Fake Numbers
In this morning's New York Times, David Leonhardt declares that “the official numbers on house prices—the last refuge of soothing information about the real estate market on the coasts—are deeply misleading.” The reality, says Leonhardt, is much worse that the official stats show.That's bad news for the consumer, particularly for the homeowner who has purchased any time since the big real estate run up that started in about 2000.
But it also raises an interesting question for scholars who make data an integral part of their work: how could the numbers be off? Leonhardt focuses on two factors. 1) The sales data reflect only the prices for houses that sold, not for the many, many more houses that are sitting on the market unsold. 2) The data are not for all houses, but only for a subset of the market.

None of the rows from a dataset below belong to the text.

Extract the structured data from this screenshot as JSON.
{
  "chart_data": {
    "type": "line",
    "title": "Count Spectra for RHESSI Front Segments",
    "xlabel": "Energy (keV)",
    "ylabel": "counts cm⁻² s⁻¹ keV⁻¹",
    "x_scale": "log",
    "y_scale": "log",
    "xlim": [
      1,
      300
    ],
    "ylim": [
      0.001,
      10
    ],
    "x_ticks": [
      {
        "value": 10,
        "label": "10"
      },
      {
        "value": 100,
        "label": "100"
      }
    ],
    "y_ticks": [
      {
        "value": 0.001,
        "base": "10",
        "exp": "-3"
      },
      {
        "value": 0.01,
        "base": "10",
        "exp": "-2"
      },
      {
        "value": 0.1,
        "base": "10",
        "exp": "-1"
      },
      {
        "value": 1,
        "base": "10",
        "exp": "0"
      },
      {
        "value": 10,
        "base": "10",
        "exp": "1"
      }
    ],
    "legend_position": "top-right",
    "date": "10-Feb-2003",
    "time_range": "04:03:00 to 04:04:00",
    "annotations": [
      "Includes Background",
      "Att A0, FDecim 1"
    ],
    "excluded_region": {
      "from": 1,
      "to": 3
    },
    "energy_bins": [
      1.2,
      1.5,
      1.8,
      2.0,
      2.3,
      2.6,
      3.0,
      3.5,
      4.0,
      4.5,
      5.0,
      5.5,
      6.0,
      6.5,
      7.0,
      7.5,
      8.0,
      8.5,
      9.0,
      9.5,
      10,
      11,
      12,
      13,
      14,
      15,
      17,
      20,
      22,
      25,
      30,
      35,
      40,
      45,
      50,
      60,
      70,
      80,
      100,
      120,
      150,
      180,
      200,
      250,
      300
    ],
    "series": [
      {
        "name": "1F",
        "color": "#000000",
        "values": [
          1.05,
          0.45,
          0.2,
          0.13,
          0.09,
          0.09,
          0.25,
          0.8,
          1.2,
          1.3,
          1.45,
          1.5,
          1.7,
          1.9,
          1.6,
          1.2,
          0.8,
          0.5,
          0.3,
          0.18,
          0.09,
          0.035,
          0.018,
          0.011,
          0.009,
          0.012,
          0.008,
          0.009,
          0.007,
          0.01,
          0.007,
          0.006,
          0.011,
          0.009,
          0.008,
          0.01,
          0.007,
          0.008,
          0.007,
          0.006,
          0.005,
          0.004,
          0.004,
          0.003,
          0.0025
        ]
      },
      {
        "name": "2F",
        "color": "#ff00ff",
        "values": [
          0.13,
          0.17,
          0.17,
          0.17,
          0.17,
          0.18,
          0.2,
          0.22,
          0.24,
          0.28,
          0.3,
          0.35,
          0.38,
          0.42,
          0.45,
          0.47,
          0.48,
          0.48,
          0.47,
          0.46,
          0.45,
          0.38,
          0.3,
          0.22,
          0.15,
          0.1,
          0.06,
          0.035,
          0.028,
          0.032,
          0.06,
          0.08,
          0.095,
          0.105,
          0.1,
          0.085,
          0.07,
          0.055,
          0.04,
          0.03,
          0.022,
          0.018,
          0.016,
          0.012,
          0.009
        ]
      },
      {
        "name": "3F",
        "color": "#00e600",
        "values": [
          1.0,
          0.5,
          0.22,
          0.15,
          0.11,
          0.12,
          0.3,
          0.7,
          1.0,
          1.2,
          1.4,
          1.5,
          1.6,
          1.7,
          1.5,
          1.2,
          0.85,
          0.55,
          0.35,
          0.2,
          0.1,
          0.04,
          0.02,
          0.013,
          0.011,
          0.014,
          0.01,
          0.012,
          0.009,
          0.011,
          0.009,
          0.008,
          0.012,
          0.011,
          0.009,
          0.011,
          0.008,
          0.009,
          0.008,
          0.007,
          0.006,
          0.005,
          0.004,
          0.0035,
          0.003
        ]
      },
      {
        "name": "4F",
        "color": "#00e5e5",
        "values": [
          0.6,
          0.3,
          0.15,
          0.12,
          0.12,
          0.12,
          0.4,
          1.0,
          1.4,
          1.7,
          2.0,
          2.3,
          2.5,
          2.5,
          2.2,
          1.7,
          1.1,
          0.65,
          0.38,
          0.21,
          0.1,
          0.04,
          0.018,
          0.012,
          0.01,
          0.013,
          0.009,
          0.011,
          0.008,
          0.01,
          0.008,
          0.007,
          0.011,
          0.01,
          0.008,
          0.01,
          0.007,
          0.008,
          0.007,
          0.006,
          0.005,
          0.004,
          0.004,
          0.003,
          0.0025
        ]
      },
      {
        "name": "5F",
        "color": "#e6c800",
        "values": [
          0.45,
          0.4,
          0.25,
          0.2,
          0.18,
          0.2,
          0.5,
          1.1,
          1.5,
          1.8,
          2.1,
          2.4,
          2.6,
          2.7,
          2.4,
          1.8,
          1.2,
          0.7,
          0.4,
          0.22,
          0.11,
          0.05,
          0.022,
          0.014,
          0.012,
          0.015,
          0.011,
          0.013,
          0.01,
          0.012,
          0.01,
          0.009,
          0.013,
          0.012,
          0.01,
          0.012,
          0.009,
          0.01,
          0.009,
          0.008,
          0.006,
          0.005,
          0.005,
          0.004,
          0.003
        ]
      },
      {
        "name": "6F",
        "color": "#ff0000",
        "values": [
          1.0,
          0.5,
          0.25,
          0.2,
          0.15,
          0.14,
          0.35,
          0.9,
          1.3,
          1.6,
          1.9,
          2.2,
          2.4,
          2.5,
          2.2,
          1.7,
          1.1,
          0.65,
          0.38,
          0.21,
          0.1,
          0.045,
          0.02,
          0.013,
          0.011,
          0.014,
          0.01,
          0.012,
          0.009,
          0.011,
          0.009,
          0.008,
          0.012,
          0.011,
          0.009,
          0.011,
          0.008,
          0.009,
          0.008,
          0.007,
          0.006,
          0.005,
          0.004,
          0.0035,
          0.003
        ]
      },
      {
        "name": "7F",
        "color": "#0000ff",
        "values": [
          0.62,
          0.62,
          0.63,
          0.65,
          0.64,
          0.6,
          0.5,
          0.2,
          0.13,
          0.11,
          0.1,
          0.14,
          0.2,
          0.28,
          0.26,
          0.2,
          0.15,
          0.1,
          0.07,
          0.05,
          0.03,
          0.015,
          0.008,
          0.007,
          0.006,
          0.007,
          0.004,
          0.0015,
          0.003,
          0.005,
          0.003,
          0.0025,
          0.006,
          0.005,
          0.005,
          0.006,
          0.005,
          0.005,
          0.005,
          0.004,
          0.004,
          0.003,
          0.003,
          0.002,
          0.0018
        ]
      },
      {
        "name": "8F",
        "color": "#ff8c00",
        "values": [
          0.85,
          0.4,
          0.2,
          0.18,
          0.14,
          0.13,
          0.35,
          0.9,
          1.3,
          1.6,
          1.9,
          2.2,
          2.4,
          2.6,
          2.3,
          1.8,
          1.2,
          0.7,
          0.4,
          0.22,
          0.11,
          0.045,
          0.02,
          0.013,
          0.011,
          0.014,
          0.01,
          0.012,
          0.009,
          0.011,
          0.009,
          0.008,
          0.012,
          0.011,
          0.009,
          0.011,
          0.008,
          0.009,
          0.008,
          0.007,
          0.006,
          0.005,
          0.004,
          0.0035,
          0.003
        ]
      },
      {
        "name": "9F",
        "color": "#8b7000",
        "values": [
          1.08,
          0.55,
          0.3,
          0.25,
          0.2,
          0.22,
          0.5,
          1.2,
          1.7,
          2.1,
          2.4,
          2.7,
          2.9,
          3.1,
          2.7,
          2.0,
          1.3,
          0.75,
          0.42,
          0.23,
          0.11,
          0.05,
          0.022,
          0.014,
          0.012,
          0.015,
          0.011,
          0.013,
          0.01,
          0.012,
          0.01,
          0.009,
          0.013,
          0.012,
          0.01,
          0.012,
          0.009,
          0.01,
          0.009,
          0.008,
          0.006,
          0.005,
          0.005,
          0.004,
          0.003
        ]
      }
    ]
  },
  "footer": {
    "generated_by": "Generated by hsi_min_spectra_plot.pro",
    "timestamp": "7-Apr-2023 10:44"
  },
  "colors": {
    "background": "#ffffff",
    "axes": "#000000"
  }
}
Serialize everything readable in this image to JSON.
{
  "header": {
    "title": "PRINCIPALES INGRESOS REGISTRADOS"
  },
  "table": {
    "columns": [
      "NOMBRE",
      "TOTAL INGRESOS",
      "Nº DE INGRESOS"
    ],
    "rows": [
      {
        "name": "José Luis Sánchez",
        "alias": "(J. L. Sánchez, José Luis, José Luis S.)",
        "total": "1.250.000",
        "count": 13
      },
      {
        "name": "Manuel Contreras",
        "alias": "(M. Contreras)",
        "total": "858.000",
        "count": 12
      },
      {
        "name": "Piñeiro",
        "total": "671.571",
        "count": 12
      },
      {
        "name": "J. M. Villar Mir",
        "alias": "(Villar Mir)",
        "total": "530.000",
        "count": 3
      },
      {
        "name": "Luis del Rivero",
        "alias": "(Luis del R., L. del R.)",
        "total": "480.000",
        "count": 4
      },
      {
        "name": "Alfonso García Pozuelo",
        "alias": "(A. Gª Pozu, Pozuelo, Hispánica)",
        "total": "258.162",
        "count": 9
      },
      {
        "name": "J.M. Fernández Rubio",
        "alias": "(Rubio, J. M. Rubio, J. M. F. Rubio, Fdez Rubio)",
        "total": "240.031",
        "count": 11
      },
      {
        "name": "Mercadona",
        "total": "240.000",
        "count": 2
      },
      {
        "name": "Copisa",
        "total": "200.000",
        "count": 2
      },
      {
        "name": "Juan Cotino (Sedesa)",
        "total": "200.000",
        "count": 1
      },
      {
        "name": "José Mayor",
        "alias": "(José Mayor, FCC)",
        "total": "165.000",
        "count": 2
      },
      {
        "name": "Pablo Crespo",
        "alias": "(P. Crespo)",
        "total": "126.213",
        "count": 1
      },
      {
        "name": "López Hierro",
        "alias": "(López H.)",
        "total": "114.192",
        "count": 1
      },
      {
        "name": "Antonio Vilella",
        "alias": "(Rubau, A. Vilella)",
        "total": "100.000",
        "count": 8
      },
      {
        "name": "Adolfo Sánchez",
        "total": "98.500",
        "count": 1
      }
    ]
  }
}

These are not small differences. Officially, Boston prices are up about 1%. Leonhardt says that local experts report that the number is down 20%. The official Boston index, however, excludes all mortgages larger than $417,000. The last point knocked me over. If the drop (or rise) is not uniform across different price levels, then the data have been off all along.
The first problem (sales data reflect only prices for houses that sold) should straighten itself out over time because the big, unsold inventory will begin to push those prices down. Of course, so long as the inventory is big, there is more downward price pressure coming up.
But the second problem says there is a systematic kink in the data that is little known and whose impact is almost impossible to measure. That revelation sends a shiver down my spine. How many other take-it-for-granted numbers have this kind of twist?
Don't be such a pessimist. Redefining how one reports statistics is a valuable and proven method of improving the nation's economic welfare.
That's how we solved both the unemployment problem and the inflation problem. We simply changed the way we report the unemployment numbers, and now nobody complains about unemployment, even though if we reported it the old way, it would seem as bad as it was during some recessions.
And we changed the way we report inflation numbers, so that when the cost of a house triples in the space of a few years, we chant, "Horray! Prices have gone up, so that means that inflation has decreased!".
So if we simply change the method of reporting house prices to discard as outliers any houses whose prices have gone down, we can have an improved economy, rising property values, and we can all be happy.
Don't laugh. It works. No one notices.
Rising house prices decrease inflation. Rising house prices have always decreased inflation. Mmmm gin!